There are horrors in this book too: a ghastly litany of man’s inhumanities to man. They’re veiled just enough that you have to follow the threads at first, groping your way towards the sickening truth. It’s heartbreaking to see the extent to which childhood trauma can scar itself on soul as well as flesh. You spend such time with these characters that they begin to feel real, and so the events that follow seem even more raw and painful.
But even in its darkest moments the book has a strange kind of grace, thanks to Yanagihara’s writing and her deep compassion for her four protagonists, even when they’re at their most unlovable (JB) or their most frustrating (Jude). She has a painterly attentiveness to light and scenery and her descriptions are beautiful in the same way as her plotting, shaded with sadness, because all things, especially the loveliest, are transitory. Take this train journey, for example:
The other aspect of those weekday-evening trips he loved was the light itself, how it filled the train like something living as the cars rattled across the bridge, how it washed the weariness from his seatmates’ faces and revealed them as they were when they first came to the country, when they were young and America seemed conquerable. He’d watch that kind light suffuse the car like syrup, watch it smudge furrows from foreheads, slick gray hairs into gold, gentle the aggressive shine from cheap fabrics into something lustrous and fine.
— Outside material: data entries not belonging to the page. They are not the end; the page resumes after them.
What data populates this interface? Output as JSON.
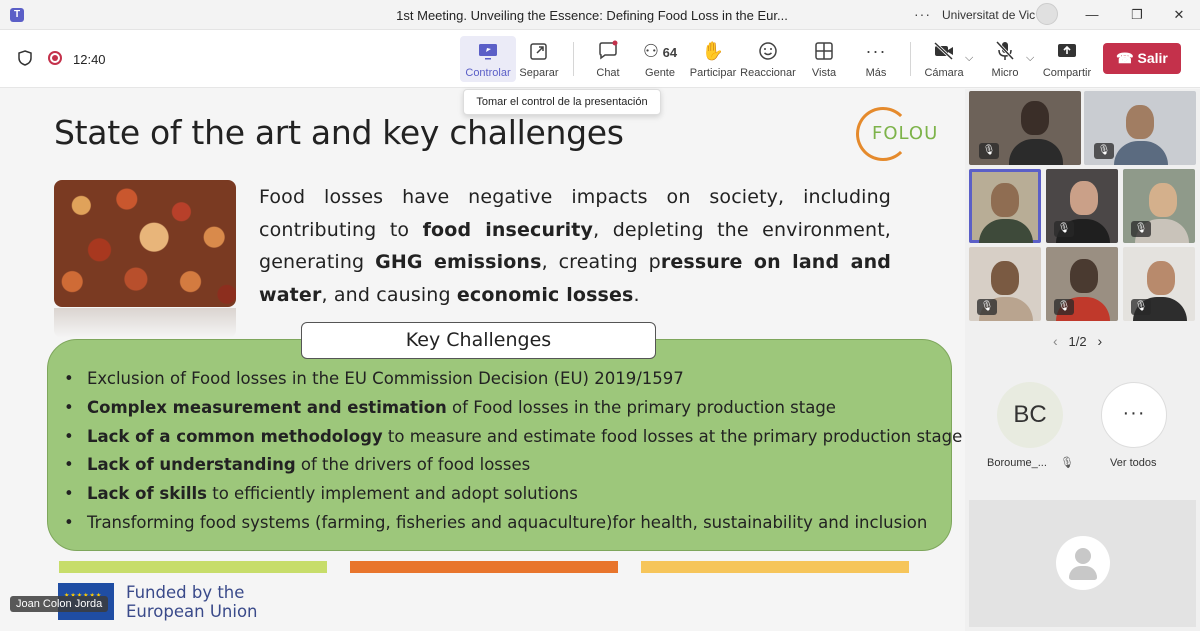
{
  "window": {
    "title": "1st Meeting. Unveiling the Essence: Defining Food Loss in the Eur...",
    "org": "Universitat de Vic",
    "more": "···",
    "minimize": "—",
    "restore": "❐",
    "close": "✕"
  },
  "meeting_bar": {
    "timer": "12:40",
    "buttons": [
      {
        "label": "Controlar",
        "icon": "share-screen-icon"
      },
      {
        "label": "Separar",
        "icon": "pop-out-icon"
      },
      {
        "label": "Chat",
        "icon": "chat-icon"
      },
      {
        "label": "Gente",
        "icon": "people-icon",
        "count": "64"
      },
      {
        "label": "Participar",
        "icon": "raise-hand-icon"
      },
      {
        "label": "Reaccionar",
        "icon": "react-icon"
      },
      {
        "label": "Vista",
        "icon": "view-icon"
      },
      {
        "label": "Más",
        "icon": "more-icon"
      },
      {
        "label": "Cámara",
        "icon": "camera-off-icon"
      },
      {
        "label": "Micro",
        "icon": "mic-off-icon"
      },
      {
        "label": "Compartir",
        "icon": "share-icon"
      }
    ],
    "leave_label": "Salir",
    "colors": {
      "accent": "#5b5fc7",
      "leave": "#c4314b"
    }
  },
  "tooltip": "Tomar el control de la presentación",
  "slide": {
    "title": "State of the art and key challenges",
    "logo_text": "FOLOU",
    "intro": {
      "p1": "Food losses have negative impacts on society, including contributing to ",
      "b1": "food insecurity",
      "p2": ", depleting the environment, generating ",
      "b2": "GHG emissions",
      "p3": ", creating p",
      "b3": "ressure on land and water",
      "p4": ", and causing ",
      "b4": "economic losses",
      "p5": "."
    },
    "challenges_header": "Key Challenges",
    "bullet": "•",
    "challenges": [
      {
        "bold": "",
        "text": "Exclusion of Food losses in the EU Commission Decision (EU) 2019/1597"
      },
      {
        "bold": "Complex measurement and estimation",
        "text": " of Food losses in the primary production stage"
      },
      {
        "bold": "Lack of a common methodology",
        "text": " to measure and estimate food losses at the primary production stage"
      },
      {
        "bold": "Lack of understanding",
        "text": " of the drivers of food losses"
      },
      {
        "bold": "Lack of skills",
        "text": " to efficiently implement and adopt solutions"
      },
      {
        "bold": "",
        "text": "Transforming food systems (farming, fisheries and aquaculture)for health, sustainability and inclusion"
      }
    ],
    "bar_colors": [
      "#c7dd6a",
      "#e8752c",
      "#f6c55a"
    ],
    "funded_line1": "Funded by the",
    "funded_line2": "European Union",
    "presenter": "Joan Colon Jorda"
  },
  "participants": {
    "pager": "1/2",
    "prev": "‹",
    "next": "›",
    "bc_initials": "BC",
    "bc_name": "Boroume_...",
    "more_icon": "···",
    "see_all": "Ver todos",
    "mute_glyph": "🎙"
  }
}
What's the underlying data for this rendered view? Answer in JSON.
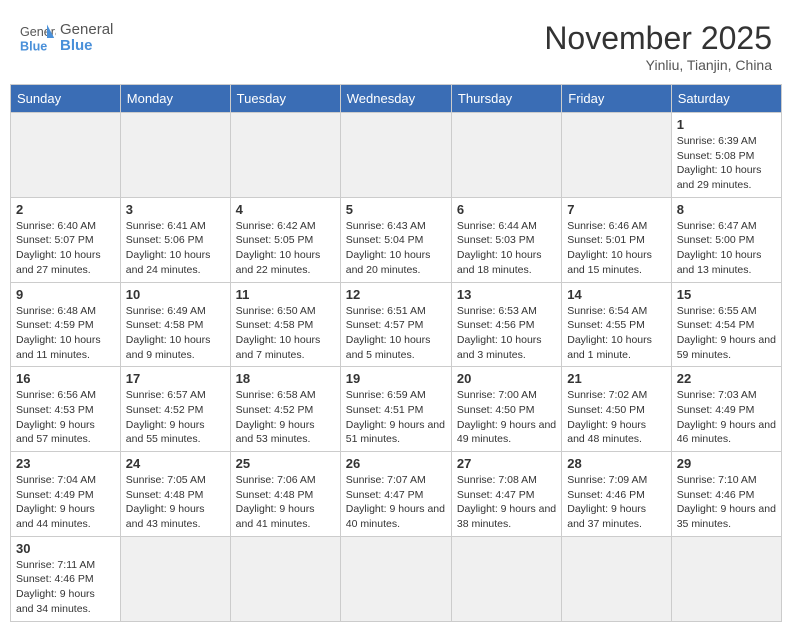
{
  "header": {
    "logo_general": "General",
    "logo_blue": "Blue",
    "month_title": "November 2025",
    "location": "Yinliu, Tianjin, China"
  },
  "weekdays": [
    "Sunday",
    "Monday",
    "Tuesday",
    "Wednesday",
    "Thursday",
    "Friday",
    "Saturday"
  ],
  "weeks": [
    [
      {
        "day": "",
        "info": ""
      },
      {
        "day": "",
        "info": ""
      },
      {
        "day": "",
        "info": ""
      },
      {
        "day": "",
        "info": ""
      },
      {
        "day": "",
        "info": ""
      },
      {
        "day": "",
        "info": ""
      },
      {
        "day": "1",
        "info": "Sunrise: 6:39 AM\nSunset: 5:08 PM\nDaylight: 10 hours and 29 minutes."
      }
    ],
    [
      {
        "day": "2",
        "info": "Sunrise: 6:40 AM\nSunset: 5:07 PM\nDaylight: 10 hours and 27 minutes."
      },
      {
        "day": "3",
        "info": "Sunrise: 6:41 AM\nSunset: 5:06 PM\nDaylight: 10 hours and 24 minutes."
      },
      {
        "day": "4",
        "info": "Sunrise: 6:42 AM\nSunset: 5:05 PM\nDaylight: 10 hours and 22 minutes."
      },
      {
        "day": "5",
        "info": "Sunrise: 6:43 AM\nSunset: 5:04 PM\nDaylight: 10 hours and 20 minutes."
      },
      {
        "day": "6",
        "info": "Sunrise: 6:44 AM\nSunset: 5:03 PM\nDaylight: 10 hours and 18 minutes."
      },
      {
        "day": "7",
        "info": "Sunrise: 6:46 AM\nSunset: 5:01 PM\nDaylight: 10 hours and 15 minutes."
      },
      {
        "day": "8",
        "info": "Sunrise: 6:47 AM\nSunset: 5:00 PM\nDaylight: 10 hours and 13 minutes."
      }
    ],
    [
      {
        "day": "9",
        "info": "Sunrise: 6:48 AM\nSunset: 4:59 PM\nDaylight: 10 hours and 11 minutes."
      },
      {
        "day": "10",
        "info": "Sunrise: 6:49 AM\nSunset: 4:58 PM\nDaylight: 10 hours and 9 minutes."
      },
      {
        "day": "11",
        "info": "Sunrise: 6:50 AM\nSunset: 4:58 PM\nDaylight: 10 hours and 7 minutes."
      },
      {
        "day": "12",
        "info": "Sunrise: 6:51 AM\nSunset: 4:57 PM\nDaylight: 10 hours and 5 minutes."
      },
      {
        "day": "13",
        "info": "Sunrise: 6:53 AM\nSunset: 4:56 PM\nDaylight: 10 hours and 3 minutes."
      },
      {
        "day": "14",
        "info": "Sunrise: 6:54 AM\nSunset: 4:55 PM\nDaylight: 10 hours and 1 minute."
      },
      {
        "day": "15",
        "info": "Sunrise: 6:55 AM\nSunset: 4:54 PM\nDaylight: 9 hours and 59 minutes."
      }
    ],
    [
      {
        "day": "16",
        "info": "Sunrise: 6:56 AM\nSunset: 4:53 PM\nDaylight: 9 hours and 57 minutes."
      },
      {
        "day": "17",
        "info": "Sunrise: 6:57 AM\nSunset: 4:52 PM\nDaylight: 9 hours and 55 minutes."
      },
      {
        "day": "18",
        "info": "Sunrise: 6:58 AM\nSunset: 4:52 PM\nDaylight: 9 hours and 53 minutes."
      },
      {
        "day": "19",
        "info": "Sunrise: 6:59 AM\nSunset: 4:51 PM\nDaylight: 9 hours and 51 minutes."
      },
      {
        "day": "20",
        "info": "Sunrise: 7:00 AM\nSunset: 4:50 PM\nDaylight: 9 hours and 49 minutes."
      },
      {
        "day": "21",
        "info": "Sunrise: 7:02 AM\nSunset: 4:50 PM\nDaylight: 9 hours and 48 minutes."
      },
      {
        "day": "22",
        "info": "Sunrise: 7:03 AM\nSunset: 4:49 PM\nDaylight: 9 hours and 46 minutes."
      }
    ],
    [
      {
        "day": "23",
        "info": "Sunrise: 7:04 AM\nSunset: 4:49 PM\nDaylight: 9 hours and 44 minutes."
      },
      {
        "day": "24",
        "info": "Sunrise: 7:05 AM\nSunset: 4:48 PM\nDaylight: 9 hours and 43 minutes."
      },
      {
        "day": "25",
        "info": "Sunrise: 7:06 AM\nSunset: 4:48 PM\nDaylight: 9 hours and 41 minutes."
      },
      {
        "day": "26",
        "info": "Sunrise: 7:07 AM\nSunset: 4:47 PM\nDaylight: 9 hours and 40 minutes."
      },
      {
        "day": "27",
        "info": "Sunrise: 7:08 AM\nSunset: 4:47 PM\nDaylight: 9 hours and 38 minutes."
      },
      {
        "day": "28",
        "info": "Sunrise: 7:09 AM\nSunset: 4:46 PM\nDaylight: 9 hours and 37 minutes."
      },
      {
        "day": "29",
        "info": "Sunrise: 7:10 AM\nSunset: 4:46 PM\nDaylight: 9 hours and 35 minutes."
      }
    ],
    [
      {
        "day": "30",
        "info": "Sunrise: 7:11 AM\nSunset: 4:46 PM\nDaylight: 9 hours and 34 minutes."
      },
      {
        "day": "",
        "info": ""
      },
      {
        "day": "",
        "info": ""
      },
      {
        "day": "",
        "info": ""
      },
      {
        "day": "",
        "info": ""
      },
      {
        "day": "",
        "info": ""
      },
      {
        "day": "",
        "info": ""
      }
    ]
  ]
}
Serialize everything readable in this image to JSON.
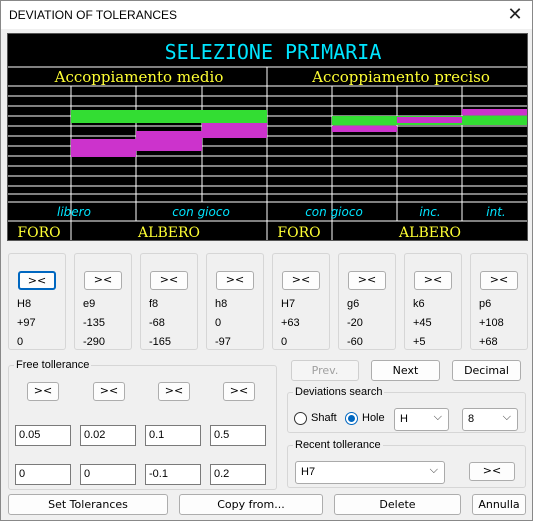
{
  "window": {
    "title": "DEVIATION OF TOLERANCES",
    "close_glyph": "✕"
  },
  "chart": {
    "title": "SELEZIONE PRIMARIA",
    "left_header": "Accoppiamento medio",
    "right_header": "Accoppiamento preciso",
    "zone_labels": [
      "libero",
      "con gioco",
      "con gioco",
      "inc.",
      "int."
    ],
    "bottom_labels": [
      "FORO",
      "ALBERO",
      "FORO",
      "ALBERO"
    ],
    "colors": {
      "title": "#00e5ff",
      "header": "#ffff33",
      "zone": "#00e5ff",
      "hole_band": "#33dd33",
      "shaft_band": "#cc33cc",
      "grid": "#ffffff"
    }
  },
  "columns": [
    {
      "button": "><",
      "name": "H8",
      "upper": "+97",
      "lower": "0"
    },
    {
      "button": "><",
      "name": "e9",
      "upper": "-135",
      "lower": "-290"
    },
    {
      "button": "><",
      "name": "f8",
      "upper": "-68",
      "lower": "-165"
    },
    {
      "button": "><",
      "name": "h8",
      "upper": "0",
      "lower": "-97"
    },
    {
      "button": "><",
      "name": "H7",
      "upper": "+63",
      "lower": "0"
    },
    {
      "button": "><",
      "name": "g6",
      "upper": "-20",
      "lower": "-60"
    },
    {
      "button": "><",
      "name": "k6",
      "upper": "+45",
      "lower": "+5"
    },
    {
      "button": "><",
      "name": "p6",
      "upper": "+108",
      "lower": "+68"
    }
  ],
  "free_tolerance": {
    "label": "Free tollerance",
    "buttons": [
      "><",
      "><",
      "><",
      "><"
    ],
    "upper_values": [
      "0.05",
      "0.02",
      "0.1",
      "0.5"
    ],
    "lower_values": [
      "0",
      "0",
      "-0.1",
      "0.2"
    ]
  },
  "nav": {
    "prev": "Prev.",
    "next": "Next",
    "decimal": "Decimal"
  },
  "deviations_search": {
    "label": "Deviations search",
    "shaft_label": "Shaft",
    "hole_label": "Hole",
    "selected": "Hole",
    "letter": "H",
    "grade": "8"
  },
  "recent": {
    "label": "Recent tollerance",
    "value": "H7",
    "button": "><"
  },
  "footer": {
    "set": "Set Tolerances",
    "copy": "Copy from...",
    "delete": "Delete",
    "cancel": "Annulla"
  }
}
And then the sun would drift, the car rattling uncaringly away from it, and the world would return to its normal sad shapes and colors, the people to their normal sad state, a shift as cruel and abrupt as if it had been made by a sorcerer’s wand.
Have I criticisms? Very few. There are times when the cruelty of it all feels a bit too much, but there are also acts of great, selfless kindness. I might venture that Willem occasionally felt too perfect, too understanding and too patient, but that would be to quibble. Essentially this is an extraordinarily fine book. If you enjoyed The Goldfinch, I think you would enjoy this too, for there are moments when the two books feel very similar in spirit, though A Little Life is darker and more haunting. I firmly recommend it, but you have to be prepared to find time for it. It’s 720 pages long in its paperback edition and it helps, I think, to read large chunks in one go so that you get lost in its world and feel the characters coming alive around you. It isn’t a fun novel, it isn’t easy, and it will require you to venture into some very dark places, but it is rewarding, in its sobering way.
One day, maybe in a year or so, I’d like to read it again so that I can savour the language a little more, but in the meantime I’m looking forward to reading Yanagihara’s earlier novel, The People in the Trees, which I took out of the library at the same time.